A Reforma Tributária promete simplificar o sistema de arrecadação no Brasil, mas um dado vem chamando a atenção de economistas e contribuintes: a estimativa de que a alíquota dos novos impostos sobre o consumo pode chegar a 28% em 2033.
Essa projeção, feita pelo Comitê Gestor do Imposto sobre Bens e Serviços (CGIBS), representa o primeiro ano de tributação cheia sob as novas regras. Mas por que esse número é tão alto? E como isso se compara ao resto do mundo?
A evolução das estimativas: dos 26,5% aos 28%
Inicialmente, a Secretaria Extraordinária da Reforma Tributária (Sert), vinculada ao Ministério da Fazenda, havia calculado uma alíquota de referência de 26,5%. No entanto, com o avanço da regulamentação no Congresso, a realidade mudou.
O objetivo central da reforma é manter a atual carga tributária sobre o consumo inalterada. Porém, para que a arrecadação do governo federal, estados e municípios não caia, a conta precisou ser ajustada para cima. O reflexo imediato de impostos altos sobre o consumo é a penalização da população de baixa renda, que acaba destinando uma fatia muito maior do seu orçamento para o pagamento de tributos.
Brasil x OCDE: No topo do ranking mundial
Se a alíquota de 28% for confirmada, o Brasil terá impostos sobre o consumo mais caros do que todos os países da OCDE (Organização para a Cooperação e Desenvolvimento Econômico), grupo que reúne 38 nações desenvolvidas.
Para se ter uma ideia do peso dessa carga, veja os dados de 2025 levantados pela Tax Foundation:
- Média da OCDE: 19,4%
- Hungria (atual taxa mais alta): 27%
- Estados Unidos (taxa mais baixa): 7,5%
- Brasil (estimativa para 2033): 28%
Como funciona a ‘Trava’ de 26,5%?
Pelas regras aprovadas na Reforma Tributária, existe uma “trava” para impedir que os impostos sobre o consumo ultrapassem o teto de 26,5%. Mas, na prática, como isso funciona?

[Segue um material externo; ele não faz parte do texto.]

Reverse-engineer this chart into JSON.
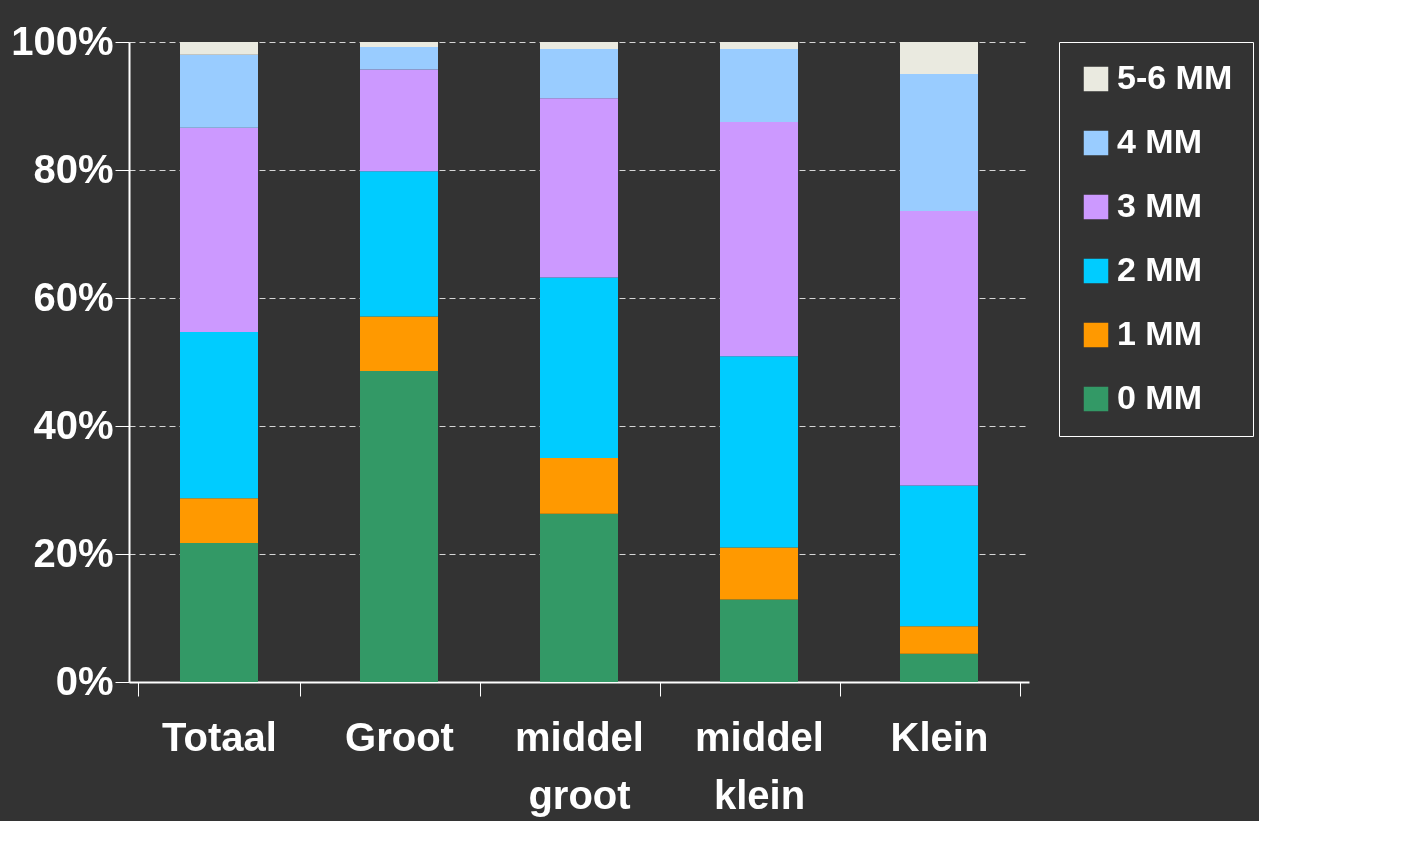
{
  "chart_data": {
    "type": "bar",
    "stacked": true,
    "categories": [
      "Totaal",
      "Groot",
      "middel groot",
      "middel klein",
      "Klein"
    ],
    "series": [
      {
        "name": "0 MM",
        "color": "#339966",
        "values": [
          21.7,
          48.6,
          26.3,
          12.9,
          4.4
        ]
      },
      {
        "name": "1 MM",
        "color": "#ff9900",
        "values": [
          7,
          8.5,
          8.7,
          8.1,
          4.3
        ]
      },
      {
        "name": "2 MM",
        "color": "#00ccff",
        "values": [
          26,
          22.7,
          28.2,
          29.9,
          22
        ]
      },
      {
        "name": "3 MM",
        "color": "#cc99ff",
        "values": [
          31.9,
          15.9,
          28,
          36.6,
          42.9
        ]
      },
      {
        "name": "4 MM",
        "color": "#99ccff",
        "values": [
          11.4,
          3.5,
          7.7,
          11.4,
          21.4
        ]
      },
      {
        "name": "5-6 MM",
        "color": "#eaeae0",
        "values": [
          2,
          0.8,
          1.1,
          1.1,
          5
        ]
      }
    ],
    "ylim": [
      0,
      100
    ],
    "yticks": [
      {
        "value": 0,
        "label": "0%"
      },
      {
        "value": 20,
        "label": "20%"
      },
      {
        "value": 40,
        "label": "40%"
      },
      {
        "value": 60,
        "label": "60%"
      },
      {
        "value": 80,
        "label": "80%"
      },
      {
        "value": 100,
        "label": "100%"
      }
    ],
    "grid": "y",
    "legend": "right"
  }
}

Essa trava não tem efeito imediato. No primeiro ano das alíquotas cheias, a cobrança será calculada para manter a atual arrecadação. Se o percentual real ultrapassar a barreira dos 26,5%, a lei obriga o Poder Executivo a enviar ao Congresso Nacional um projeto de lei complementar. Esse projeto deverá propor medidas para reduzir a alíquota e enquadrá-la no limite legal.
O peso das exceções: por que a alíquota padrão sobe para todos?
O principal motivo para a elevação da alíquota estimada aos 28% são as exceções e benefícios fiscais concedidos a diversos setores durante a tramitação do texto no Congresso Nacional.
A lógica econômica é simples: se a premissa é não perder arrecadação geral, quanto mais setores pagam menos impostos, mais os outros setores precisam pagar para compensar.
Entre os benefícios e regimes diferenciados aprovados, destacam-se:
- Alíquota zero: Para a cesta básica (incluindo proteínas) e uma lista específica de medicamentos e dispositivos médicos.
- Alíquotas reduzidas: Serviços de educação e saúde, produções culturais, atividades desportivas e profissões regulamentadas.
- Regimes específicos: Combustíveis, serviços financeiros, mercado imobiliário, bares, restaurantes, turismo e transporte público.
Apesar de aliviar setores essenciais, especialistas e representantes da indústria nacional alertam: exceções em excesso inflacionam a “alíquota padrão”. No fim das contas, todo consumidor acaba pagando a diferença ao adquirir bens e serviços que não foram contemplados pelas reduções.